WASHINGTON -- A shortage of rheumatologists in the U.S. is likely to get worse between now and 2030, according to results from a workforce study presented here.
Led by a work group of the American College of Rheumatology (ACR) and the Association of Rheumatology Health Professionals, the study -- the first one done in a decade -- found that the supply of the rheumatology labor force will decline sharply over the next 15 years, from 4,497 full-time equivalent FTE to 3,455, pushing excess demand to more than double supply at 138%, or a gap of 4,729, by 2030.
Action Points
- This study was published as an abstract and presented at a conference. These data and conclusions should be considered to be preliminary until published in a peer-reviewed journal.
"This is drastic," said presenter , of Massachusetts General Hospital in Boston, at the ACR annual meeting.
"We have to be very innovative," she said, calling for innovative approaches in graduate medical education (GME) and funding strategies to address this expected gap.

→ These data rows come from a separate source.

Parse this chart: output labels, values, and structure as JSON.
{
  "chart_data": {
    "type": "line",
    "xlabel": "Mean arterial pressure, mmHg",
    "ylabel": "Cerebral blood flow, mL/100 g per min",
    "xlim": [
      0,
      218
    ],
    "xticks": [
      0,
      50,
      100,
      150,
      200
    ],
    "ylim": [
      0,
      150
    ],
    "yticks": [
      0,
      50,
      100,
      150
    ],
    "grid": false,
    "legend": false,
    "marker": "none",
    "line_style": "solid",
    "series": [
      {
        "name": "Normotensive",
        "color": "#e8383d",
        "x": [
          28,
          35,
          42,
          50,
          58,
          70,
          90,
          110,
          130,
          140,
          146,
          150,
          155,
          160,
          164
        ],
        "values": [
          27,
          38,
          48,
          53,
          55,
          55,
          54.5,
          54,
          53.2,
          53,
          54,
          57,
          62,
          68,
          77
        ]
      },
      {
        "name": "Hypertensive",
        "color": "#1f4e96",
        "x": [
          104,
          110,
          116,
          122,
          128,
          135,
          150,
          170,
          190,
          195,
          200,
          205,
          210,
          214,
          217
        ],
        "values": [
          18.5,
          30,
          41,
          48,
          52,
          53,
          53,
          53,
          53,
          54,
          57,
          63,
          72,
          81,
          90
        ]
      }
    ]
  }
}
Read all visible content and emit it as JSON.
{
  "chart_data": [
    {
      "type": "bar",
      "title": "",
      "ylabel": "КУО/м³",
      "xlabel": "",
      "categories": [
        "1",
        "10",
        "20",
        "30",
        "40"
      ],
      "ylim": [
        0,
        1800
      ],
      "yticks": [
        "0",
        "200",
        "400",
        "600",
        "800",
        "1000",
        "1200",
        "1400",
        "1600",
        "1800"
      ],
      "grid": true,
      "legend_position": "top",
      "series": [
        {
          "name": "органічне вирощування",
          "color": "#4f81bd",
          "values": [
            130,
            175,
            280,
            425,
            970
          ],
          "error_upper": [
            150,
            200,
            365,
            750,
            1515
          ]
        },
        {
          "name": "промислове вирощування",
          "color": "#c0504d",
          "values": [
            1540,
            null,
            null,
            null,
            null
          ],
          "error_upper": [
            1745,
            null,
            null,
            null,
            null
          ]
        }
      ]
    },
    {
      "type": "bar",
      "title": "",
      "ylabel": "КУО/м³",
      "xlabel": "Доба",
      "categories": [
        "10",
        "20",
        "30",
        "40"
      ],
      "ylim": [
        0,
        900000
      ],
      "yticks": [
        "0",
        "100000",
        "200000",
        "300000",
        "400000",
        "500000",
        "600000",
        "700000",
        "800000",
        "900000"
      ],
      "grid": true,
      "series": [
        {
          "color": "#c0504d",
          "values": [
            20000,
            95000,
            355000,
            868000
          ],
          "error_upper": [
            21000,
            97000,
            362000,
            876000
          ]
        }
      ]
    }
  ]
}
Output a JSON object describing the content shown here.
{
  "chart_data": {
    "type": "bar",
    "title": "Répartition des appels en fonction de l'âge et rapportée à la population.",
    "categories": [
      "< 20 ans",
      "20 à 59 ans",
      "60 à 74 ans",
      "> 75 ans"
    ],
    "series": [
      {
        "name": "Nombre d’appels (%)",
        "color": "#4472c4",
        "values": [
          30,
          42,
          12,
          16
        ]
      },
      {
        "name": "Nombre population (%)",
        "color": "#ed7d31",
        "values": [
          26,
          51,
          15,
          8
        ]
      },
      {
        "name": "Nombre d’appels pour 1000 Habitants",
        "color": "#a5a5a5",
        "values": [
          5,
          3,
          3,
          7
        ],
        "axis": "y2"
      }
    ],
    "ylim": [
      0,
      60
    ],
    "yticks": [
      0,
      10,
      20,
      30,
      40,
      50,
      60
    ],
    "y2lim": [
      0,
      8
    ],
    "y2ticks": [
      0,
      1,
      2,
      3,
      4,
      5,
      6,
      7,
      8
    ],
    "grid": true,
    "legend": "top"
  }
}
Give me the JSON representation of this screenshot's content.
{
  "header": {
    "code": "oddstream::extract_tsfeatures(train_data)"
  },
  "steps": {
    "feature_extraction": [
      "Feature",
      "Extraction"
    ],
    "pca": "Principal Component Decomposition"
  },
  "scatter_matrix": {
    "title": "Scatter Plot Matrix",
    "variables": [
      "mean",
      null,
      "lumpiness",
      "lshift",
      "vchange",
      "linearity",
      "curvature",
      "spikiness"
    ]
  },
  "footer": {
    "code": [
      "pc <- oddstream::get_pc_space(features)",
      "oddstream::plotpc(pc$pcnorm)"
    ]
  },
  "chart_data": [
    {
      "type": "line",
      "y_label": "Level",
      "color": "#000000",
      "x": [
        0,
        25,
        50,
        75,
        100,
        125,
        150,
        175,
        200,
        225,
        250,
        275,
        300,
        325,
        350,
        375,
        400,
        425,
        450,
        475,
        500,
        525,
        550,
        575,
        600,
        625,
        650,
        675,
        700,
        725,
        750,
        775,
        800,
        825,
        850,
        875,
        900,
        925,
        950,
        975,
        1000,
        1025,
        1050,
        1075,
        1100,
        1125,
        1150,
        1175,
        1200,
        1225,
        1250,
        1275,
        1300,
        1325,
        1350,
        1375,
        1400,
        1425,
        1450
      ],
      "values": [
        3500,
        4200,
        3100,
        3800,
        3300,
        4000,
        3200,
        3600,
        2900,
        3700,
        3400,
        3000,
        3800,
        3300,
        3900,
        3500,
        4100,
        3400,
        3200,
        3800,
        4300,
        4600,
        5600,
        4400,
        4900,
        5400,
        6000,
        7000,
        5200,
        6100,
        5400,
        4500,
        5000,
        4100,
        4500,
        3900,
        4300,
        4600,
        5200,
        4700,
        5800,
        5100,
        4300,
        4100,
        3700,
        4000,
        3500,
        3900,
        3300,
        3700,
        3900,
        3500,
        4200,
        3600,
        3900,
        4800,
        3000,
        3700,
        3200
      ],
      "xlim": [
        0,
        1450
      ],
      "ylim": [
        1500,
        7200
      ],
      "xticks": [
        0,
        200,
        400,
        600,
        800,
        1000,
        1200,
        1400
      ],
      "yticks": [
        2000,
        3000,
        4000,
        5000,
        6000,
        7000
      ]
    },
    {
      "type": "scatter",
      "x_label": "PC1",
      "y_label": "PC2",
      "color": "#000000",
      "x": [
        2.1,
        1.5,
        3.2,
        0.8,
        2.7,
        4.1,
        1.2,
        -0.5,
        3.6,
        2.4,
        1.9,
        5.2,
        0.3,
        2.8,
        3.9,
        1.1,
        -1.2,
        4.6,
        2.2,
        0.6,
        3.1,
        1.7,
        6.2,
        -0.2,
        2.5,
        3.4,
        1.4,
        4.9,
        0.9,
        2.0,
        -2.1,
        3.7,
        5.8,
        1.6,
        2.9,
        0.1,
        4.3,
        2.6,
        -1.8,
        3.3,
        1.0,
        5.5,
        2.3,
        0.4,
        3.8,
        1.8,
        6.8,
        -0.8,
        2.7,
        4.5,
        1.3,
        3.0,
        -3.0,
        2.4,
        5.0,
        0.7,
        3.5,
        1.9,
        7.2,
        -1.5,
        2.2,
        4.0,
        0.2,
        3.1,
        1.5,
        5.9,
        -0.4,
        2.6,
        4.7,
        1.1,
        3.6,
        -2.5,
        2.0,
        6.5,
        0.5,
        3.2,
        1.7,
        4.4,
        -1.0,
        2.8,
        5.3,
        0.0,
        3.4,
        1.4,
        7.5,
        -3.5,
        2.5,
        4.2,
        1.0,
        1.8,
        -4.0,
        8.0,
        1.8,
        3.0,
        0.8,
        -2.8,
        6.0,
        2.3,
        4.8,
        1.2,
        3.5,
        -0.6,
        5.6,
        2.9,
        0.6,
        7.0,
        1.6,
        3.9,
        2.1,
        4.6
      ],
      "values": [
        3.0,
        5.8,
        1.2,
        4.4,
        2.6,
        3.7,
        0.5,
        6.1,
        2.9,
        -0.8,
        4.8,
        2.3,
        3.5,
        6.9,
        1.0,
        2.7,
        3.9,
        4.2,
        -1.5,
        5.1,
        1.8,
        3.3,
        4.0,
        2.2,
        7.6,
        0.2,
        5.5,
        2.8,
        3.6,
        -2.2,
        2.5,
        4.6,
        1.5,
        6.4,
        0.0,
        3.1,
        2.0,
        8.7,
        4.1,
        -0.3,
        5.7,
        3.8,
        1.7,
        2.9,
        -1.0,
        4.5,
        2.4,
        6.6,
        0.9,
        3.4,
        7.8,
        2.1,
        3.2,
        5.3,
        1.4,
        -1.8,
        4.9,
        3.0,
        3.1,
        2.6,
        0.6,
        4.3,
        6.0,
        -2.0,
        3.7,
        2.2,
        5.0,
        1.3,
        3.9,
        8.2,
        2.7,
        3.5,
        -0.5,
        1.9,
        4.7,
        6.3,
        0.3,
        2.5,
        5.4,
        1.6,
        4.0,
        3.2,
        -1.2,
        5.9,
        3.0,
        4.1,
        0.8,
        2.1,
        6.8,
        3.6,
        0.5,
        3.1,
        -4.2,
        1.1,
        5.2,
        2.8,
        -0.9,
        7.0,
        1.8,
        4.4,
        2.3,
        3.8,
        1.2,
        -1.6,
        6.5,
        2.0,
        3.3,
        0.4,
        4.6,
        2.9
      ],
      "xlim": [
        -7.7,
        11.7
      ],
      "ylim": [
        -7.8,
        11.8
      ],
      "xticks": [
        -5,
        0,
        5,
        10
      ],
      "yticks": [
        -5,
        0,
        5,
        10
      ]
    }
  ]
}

GME feeds the supply, Bolster noted, and the study found that if all positions at rheumatology programs fill every year, the average number of clinical FTE adult fellows projected to enter the workforce yearly is 107 -- about half the 215 rheumatologists expected to finish training. That figure is based on the projected number of female Millennials who plan to work part-time (63% of new graduates are projected to be female), and international medical graduates who plan to practice outside the U.S.
The 113 adult rheumatology fellowship training programs currently offer 431 positions combined, according to the study. "We need to double the positions in rheumatology," Bolster told , "and I'm not even sure that will (fully) address the gap."
That's partly because about 50% of the rheumatology workforce is projected to retire over the next 15 years, and more than 80% of those who say they will retire plan to reduce their patient load by more than 25% in the near term.
The projected shortage exceeds the deficit projected in the 2005 study and, with an aging U.S. population increasing the need for rheumatology care, Bolster expects "a significant impact on available care for patients with rheumatic diseases," she said in a news release. The problem could be especially acute in the Pacific Northwest and upper Midwest, because of the regions' limited fellowship programs. Fellows tend to stay nearby when they finish, Bolster pointed out.
As for proposed solutions, "while it remains critical to recruit medical students and residents to pursue training in rheumatology, this will not provide ample numbers of rheumatologists to meet the deficit in supply," Bolster's group wrote. The work group outlined a few other potential solutions, in addition to recruiting:
- Create financial incentives for students to pursue training, such as loan repayment and innovative funding for graduate programs
- Ask primary care physicians to take an expanded role in treating certain diseases
- Create additional fellowship positions and enhance mentoring of young physicians
- Incorporate nurse practitioners and physicians assistants into clinical practice more
Even if physicians are able to maximize the latter, Bolster said, the FTE demand will still far exceed labor supply. Addressing the shortage will require a "multi-focal" approach, she said, "and it's not just rheumatology." Indeed, the latest Association of American Medical Colleges predicts widespread physician shortages.
The work group collected practitioner demographics, work settings, full/part-time status, retirement planning, and numbers of fellows in training (FIT) via ACR member data, state licensure registries, and American Board of Internal Medicine certificates. They also used data medical educational associations, the National Resident Matching Program data, and an online survey of ACR members.
They crafted projections based on the current workforce, fellowship graduation rates, succession planning, workload, practice settings, and generational changes. Factors used in demand projections included patient demographics, healthcare usage, practice trends, disease prevalence, U.S. population growth, and per capita income. They assumed one clinical practice FTE to be 1.0 for private practitioners and 0.5 for academic practitioners.
Limitations for the study included data from different practice settings, a survey focused on ACR membership and more surveys completed by academic rheumatologists. The survey also could not reflect changes across time.
Disclosures
Bolster disclosed relevant relationships with Johnson & Johnson, Eli Lilly, and Amgen. One co-author disclosed a relevant relationship with ABIM.
Primary Source
American College of Rheumatology
Bolster M, et al "2015 ACR/ARHP workforce sStudy in the U.S.: The role of graduate medical education (GME) in adult rheumatology" ACR 2016; Abstract 1960.